Lately it occurs to me what a long, strange trip it's been."
- Jerry Garcia
Connecticut, in my childhood home, was the last place I expected to be this summer. Especially in the midst of so much change in my adult home in Texas. Emily was packing up for college, Kev and I nervously approaching empty nest status, and so many plans in the making. But the late night call came. My Dad was in the hospital with an aortic aneurism. I was on the first plane north, while Kev and Em would take on move-in day without me. The two weeks ahead would hold heartbreaks,tears, prayers, resolutions, and a permanent change in my soul.
I've always loved my parents. I've always known they love each other. But life or death situations have a way of bringing out truest words and "don't hold back" feelings. In the days before surgery, we filled nervous hours with our appreciation for one another. In the hours before the operation, our tones became a bit more serious, and in the delicate hours following surgery the most beautiful emotions emerged. I thought I might be reading into what I was seeing but my sister-in-law saw the same picture. Though my Dad wasn't able to speak or open his eyes, my parents spoke with the subtle touch of their hands. These were the gentle touches that assured one another they were together, they were alive, and everything would be ok; their wordless connections perfected over 46 years of marriage.

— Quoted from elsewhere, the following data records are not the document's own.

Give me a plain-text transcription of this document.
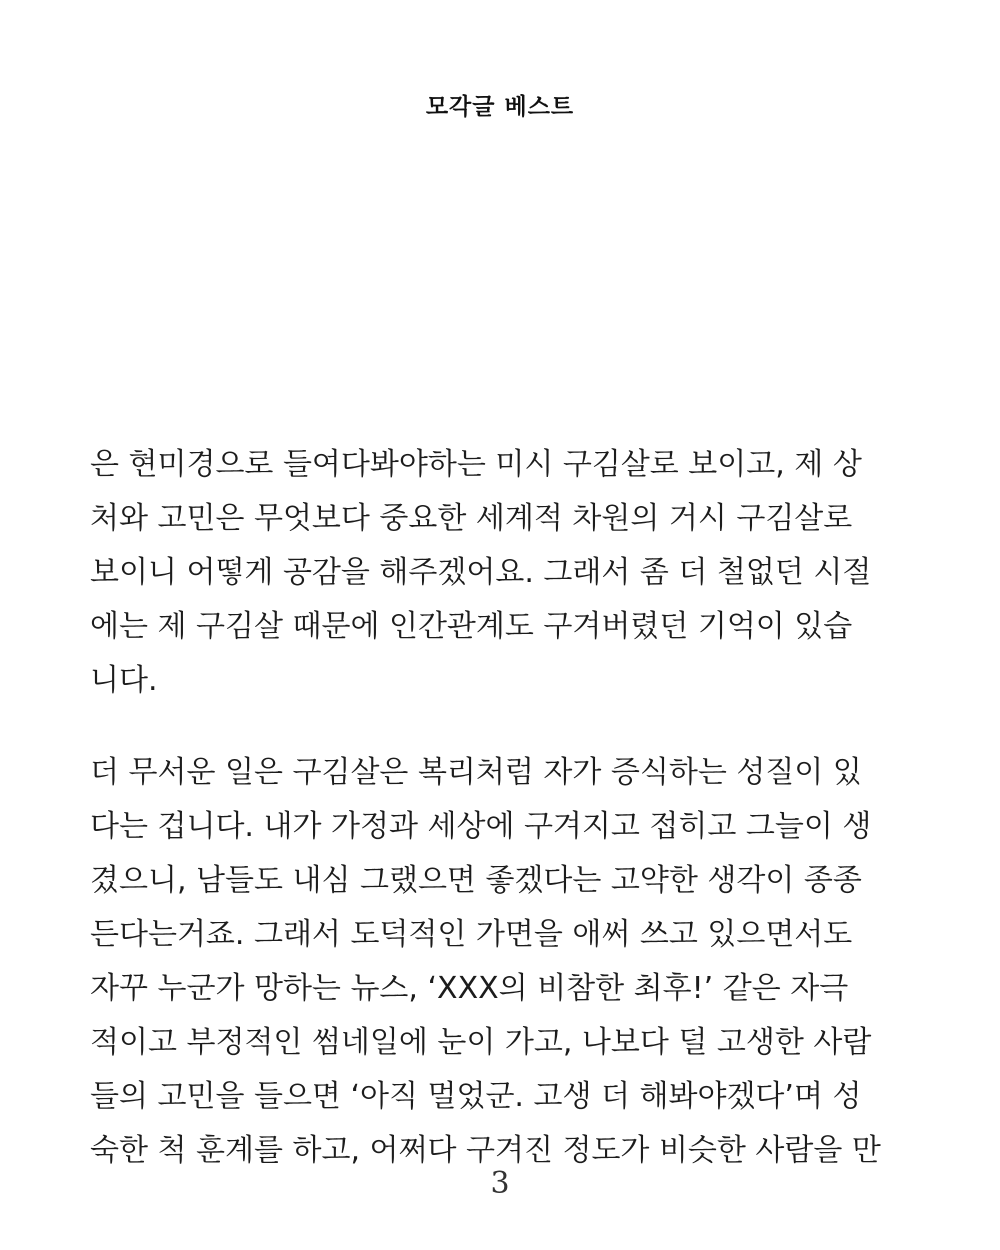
모각글 베스트
은 현미경으로 들여다봐야하는 미시 구김살로 보이고, 제 상
처와 고민은 무엇보다 중요한 세계적 차원의 거시 구김살로
보이니 어떻게 공감을 해주겠어요. 그래서 좀 더 철없던 시절
에는 제 구김살 때문에 인간관계도 구겨버렸던 기억이 있습
니다.
더 무서운 일은 구김살은 복리처럼 자가 증식하는 성질이 있
다는 겁니다. 내가 가정과 세상에 구겨지고 접히고 그늘이 생
겼으니, 남들도 내심 그랬으면 좋겠다는 고약한 생각이 종종
든다는거죠. 그래서 도덕적인 가면을 애써 쓰고 있으면서도
자꾸 누군가 망하는 뉴스, ‘XXX의 비참한 최후!’ 같은 자극
적이고 부정적인 썸네일에 눈이 가고, 나보다 덜 고생한 사람
들의 고민을 들으면 ‘아직 멀었군. 고생 더 해봐야겠다’며 성
숙한 척 훈계를 하고, 어쩌다 구겨진 정도가 비슷한 사람을 만
3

Within two weeks, everything I thought I knew, arrogances I held, and childish misconceptions I hoarded over the years all fell away, were disproven, stripped down until only love and faith remained. I saw in my parents the love I have for Kevin- the willingness to see through together whatever life brings. A total acceptance of the other. A bond necessary for a full life. Without one, the other is but a shell.
My Dad is well on his way to full recovery. Despite the hospital setting, and missing Emily's move-in day at UIW, the two weeks in Connecticut were magical life lessons that I will bring home to Texas. Most importantly, I learned to appreciate Kevin and Emily not only as my husband and daughter but as individual people with their own identities and their own stories to tell.
The easiest way for me to sum it all up is this: Enjoy this life. Cherish the people with whom you share it. Don't hold back on love, kind words and laughter. It is the stuff that makes this life so alive. Find the answers you seek. Ask the questions that scare you the most. Share your story for it is not the great deeds that are treasured,but the small steps we make everyday.